What this feeling means in NVC
Outrage or moral indignation carries a particular quality: it's anger that has a justice dimension. You feel outraged when something violates your sense of fairness, dignity, or basic respect — not just yours, but in principle. In NVC, outrage is treated with seriousness because it points to deeply held values. The challenge is that outrage expressed as attack rarely leads to accountability. Expressed through NVC — as an observation, a feeling, a need, and a request — it becomes a powerful call to repair.
How indignation can feel in the body
- A surge of heat that rises from your chest into your face and throat
- A tension in your body that feels almost too large to contain
- Your fists or jaw wanting to clench involuntarily
- A burning quality, as if the feeling itself is lit
Situations where this feeling tends to arise
- Being lied to or manipulated by someone you trusted
- Watching a clear injustice go unacknowledged or minimized
- Being treated with contempt — your dignity disregarded
- An act of betrayal or a broken promise of real significance
Underlying need
Dignity and fairness
Outrage points directly to needs for dignity — the sense that you deserve to be treated as a full human being — and fairness: the expectation that agreements, honesty, and basic respect are honored.

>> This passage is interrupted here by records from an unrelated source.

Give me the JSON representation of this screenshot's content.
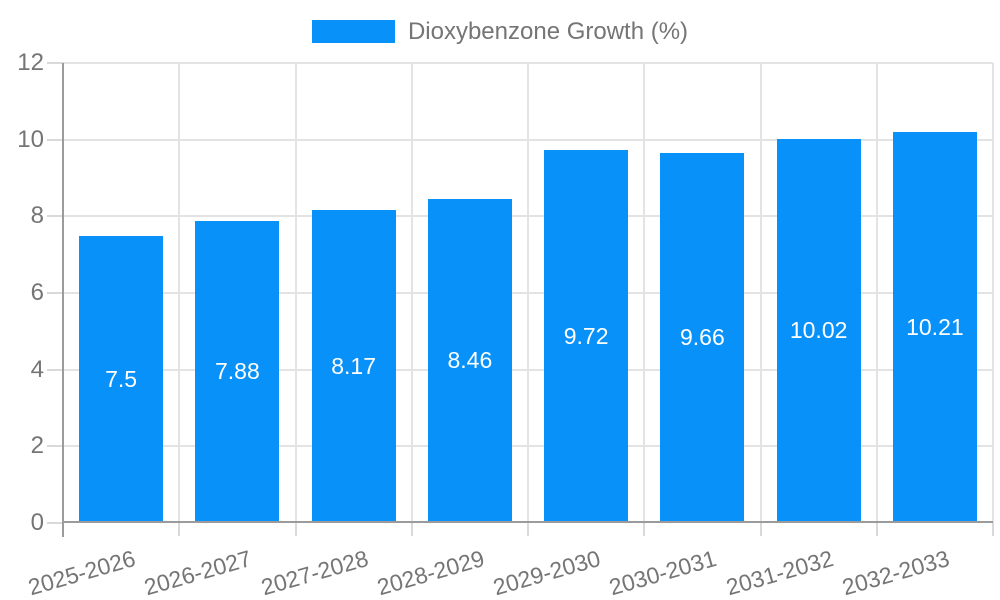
{
  "chart_data": {
    "type": "bar",
    "legend_label": "Dioxybenzone Growth (%)",
    "legend_position": "top-center",
    "categories": [
      "2025-2026",
      "2026-2027",
      "2027-2028",
      "2028-2029",
      "2029-2030",
      "2030-2031",
      "2031-2032",
      "2032-2033"
    ],
    "series": [
      {
        "name": "Dioxybenzone Growth (%)",
        "values": [
          7.5,
          7.88,
          8.17,
          8.46,
          9.72,
          9.66,
          10.02,
          10.21
        ]
      }
    ],
    "value_labels": [
      "7.5",
      "7.88",
      "8.17",
      "8.46",
      "9.72",
      "9.66",
      "10.02",
      "10.21"
    ],
    "xlabel": "",
    "ylabel": "",
    "ylim": [
      0,
      12
    ],
    "y_ticks": [
      0,
      2,
      4,
      6,
      8,
      10,
      12
    ],
    "grid": true,
    "x_label_rotation_deg": -16,
    "colors": {
      "bar": "#0991fa",
      "grid": "#e3e3e3",
      "tick": "#d9d9d9",
      "axis": "#9b9b9b",
      "text": "#757575",
      "value_text": "#ffffff",
      "background": "#ffffff"
    }
  }
}
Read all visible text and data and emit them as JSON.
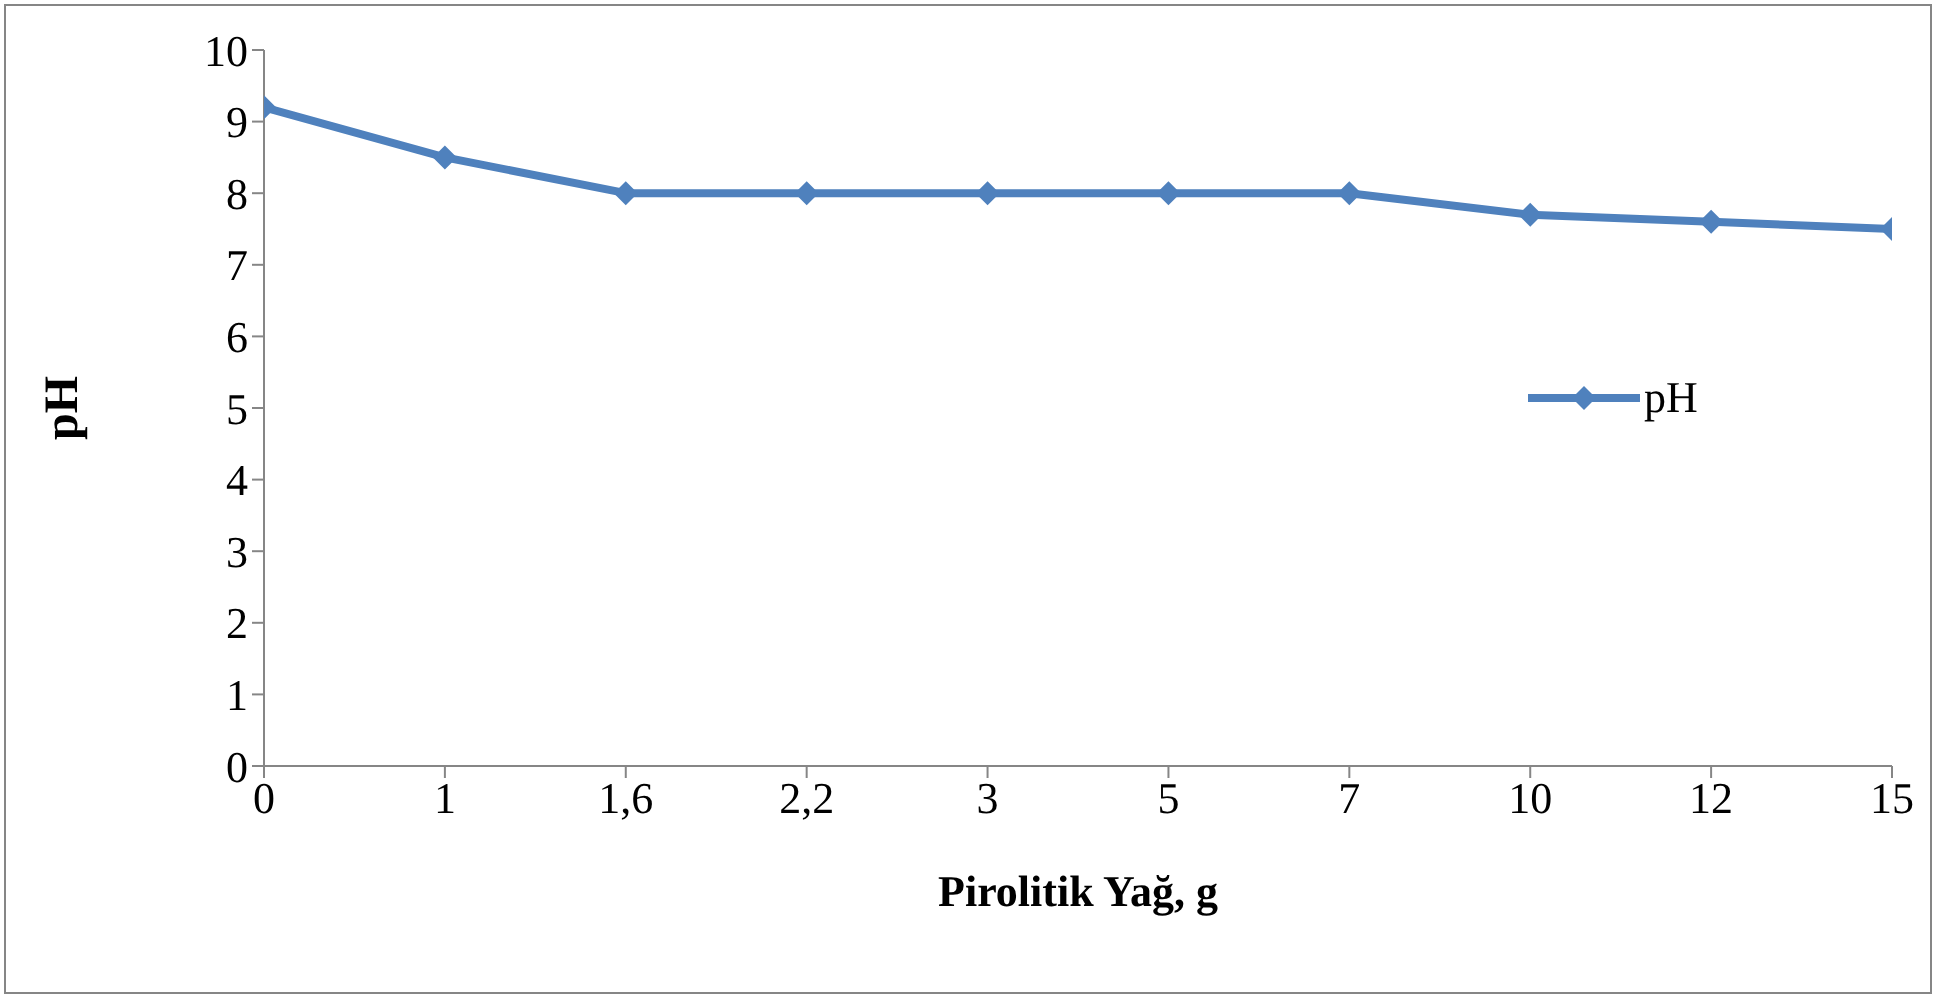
{
  "chart_data": {
    "type": "line",
    "xlabel": "Pirolitik Yağ, g",
    "ylabel": "pH",
    "categories": [
      "0",
      "1",
      "1,6",
      "2,2",
      "3",
      "5",
      "7",
      "10",
      "12",
      "15"
    ],
    "series": [
      {
        "name": "pH",
        "color": "#4f81bd",
        "values": [
          9.2,
          8.5,
          8.0,
          8.0,
          8.0,
          8.0,
          8.0,
          7.7,
          7.6,
          7.5
        ]
      }
    ],
    "ylim": [
      0,
      10
    ],
    "yticks": [
      0,
      1,
      2,
      3,
      4,
      5,
      6,
      7,
      8,
      9,
      10
    ],
    "grid": false,
    "legend": "right",
    "marker": "diamond",
    "line_style": "solid"
  }
}
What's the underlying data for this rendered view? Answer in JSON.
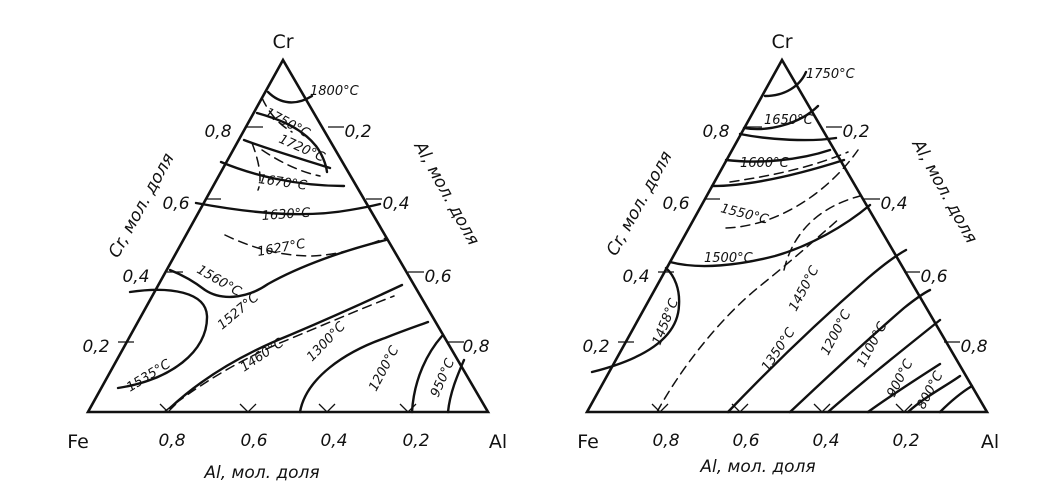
{
  "diagrams": [
    {
      "vertices": {
        "top": "Cr",
        "left": "Fe",
        "right": "Al"
      },
      "left_axis": {
        "title": "Cr, мол. доля",
        "ticks": [
          "0,2",
          "0,4",
          "0,6",
          "0,8"
        ]
      },
      "right_axis": {
        "title": "Al, мол. доля",
        "ticks": [
          "0,2",
          "0,4",
          "0,6",
          "0,8"
        ]
      },
      "bottom_axis": {
        "title": "Al, мол. доля",
        "ticks": [
          "0,8",
          "0,6",
          "0,4",
          "0,2"
        ]
      },
      "isotherms": [
        "1800°C",
        "1750°C",
        "1720°C",
        "1670°C",
        "1630°C",
        "1627°C",
        "1560°C",
        "1527°C",
        "1535°C",
        "1460°C",
        "1300°C",
        "1200°C",
        "950°C"
      ]
    },
    {
      "vertices": {
        "top": "Cr",
        "left": "Fe",
        "right": "Al"
      },
      "left_axis": {
        "title": "Cr, мол. доля",
        "ticks": [
          "0,2",
          "0,4",
          "0,6",
          "0,8"
        ]
      },
      "right_axis": {
        "title": "Al, мол. доля",
        "ticks": [
          "0,4",
          "0,6",
          "0,8"
        ]
      },
      "bottom_axis": {
        "title": "Al, мол. доля",
        "ticks": [
          "0,8",
          "0,6",
          "0,4",
          "0,2"
        ]
      },
      "extra_ticks": [
        "0,2"
      ],
      "isotherms": [
        "1750°C",
        "1650°C",
        "1600°C",
        "1550°C",
        "1500°C",
        "1450°C",
        "1458°C",
        "1350°C",
        "1200°C",
        "1100°C",
        "900°C",
        "800°C"
      ]
    }
  ]
}
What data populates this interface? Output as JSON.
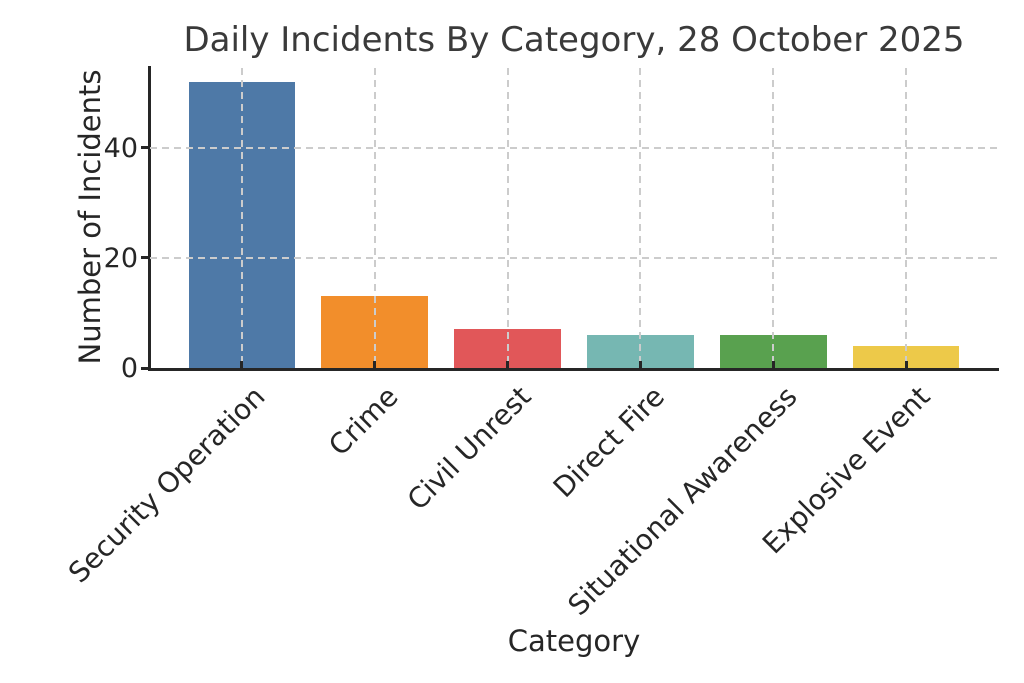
{
  "chart_data": {
    "type": "bar",
    "title": "Daily Incidents By Category, 28 October 2025",
    "xlabel": "Category",
    "ylabel": "Number of Incidents",
    "categories": [
      "Security Operation",
      "Crime",
      "Civil Unrest",
      "Direct Fire",
      "Situational Awareness",
      "Explosive Event"
    ],
    "values": [
      52,
      13,
      7,
      6,
      6,
      4
    ],
    "bar_colors": [
      "#4E79A7",
      "#F28E2B",
      "#E15759",
      "#76B7B2",
      "#59A14F",
      "#EDC949"
    ],
    "yticks": [
      0,
      20,
      40
    ],
    "ylim": [
      0,
      54.5
    ],
    "xlim": [
      -0.69,
      5.69
    ],
    "bar_width_units": 0.8,
    "grid": "dashed gridlines on both axes, drawn over bars",
    "legend": "none",
    "background_color": "#FFFFFF",
    "spine_color": "#262626",
    "grid_color": "#CCCCCC",
    "text_color": "#262626",
    "title_color": "#3A3A3A"
  }
}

How to say it in NVC language
Below are examples of how people actually speak in difficult moments — and their NVC translations: observation, feeling, need, request.
Raw
"How dare you say that. That is completely unacceptable."
In NVC
When I heard what was said about me, I felt outraged and deeply hurt. I need to be treated with honesty and respect — that's non-negotiable for me. I want to talk about this directly. Are you willing to be honest with me about what happened?
Raw
"You broke my trust and you're acting like nothing happened."
In NVC
When I discovered what happened and then saw you act as if everything was normal, I felt outraged and betrayed. I need acknowledgment of what this has done to me. Can we sit down and have an honest conversation?
Pause for a moment — your body knows
Before you read on, take one slow breath. Notice what happens in your body as these words land.
- Notice the heat or intensity of the outrage in your body. Where is it most concentrated?
- Before speaking, can you take one long exhale and let your feet press into the floor?
- Beneath the outrage — what value was violated? Can you feel how important that value is to you?
Questions for you
You don't need to answer these right now. Just let them resonate.
- 1.What specifically was violated — what value, agreement, or sense of dignity?
- 2.What would accountability look like to you in this situation?
- 3.What do you need before you can begin to move forward?
Frequently asked questions
- Is outrage a valid emotion in a relationship?
- Yes. Outrage signals that something important has been seriously violated. NVC doesn't dismiss it — it helps you channel it into a form that can actually be heard, rather than one that escalates or shuts down.
- How does NVC treat moral outrage?
- NVC recognizes that beneath outrage is almost always a set of deeply held values and needs — for dignity, honesty, fairness. It encourages expressing these needs directly rather than using outrage as a weapon, which tends to harden the other person rather than reaching them.
- What do I do with outrage when I need to stay in the relationship?
- Name it honestly, then express the need and the request. Outrage that gets expressed through NVC becomes a clear statement of what matters to you — which gives the other person something they can actually respond to.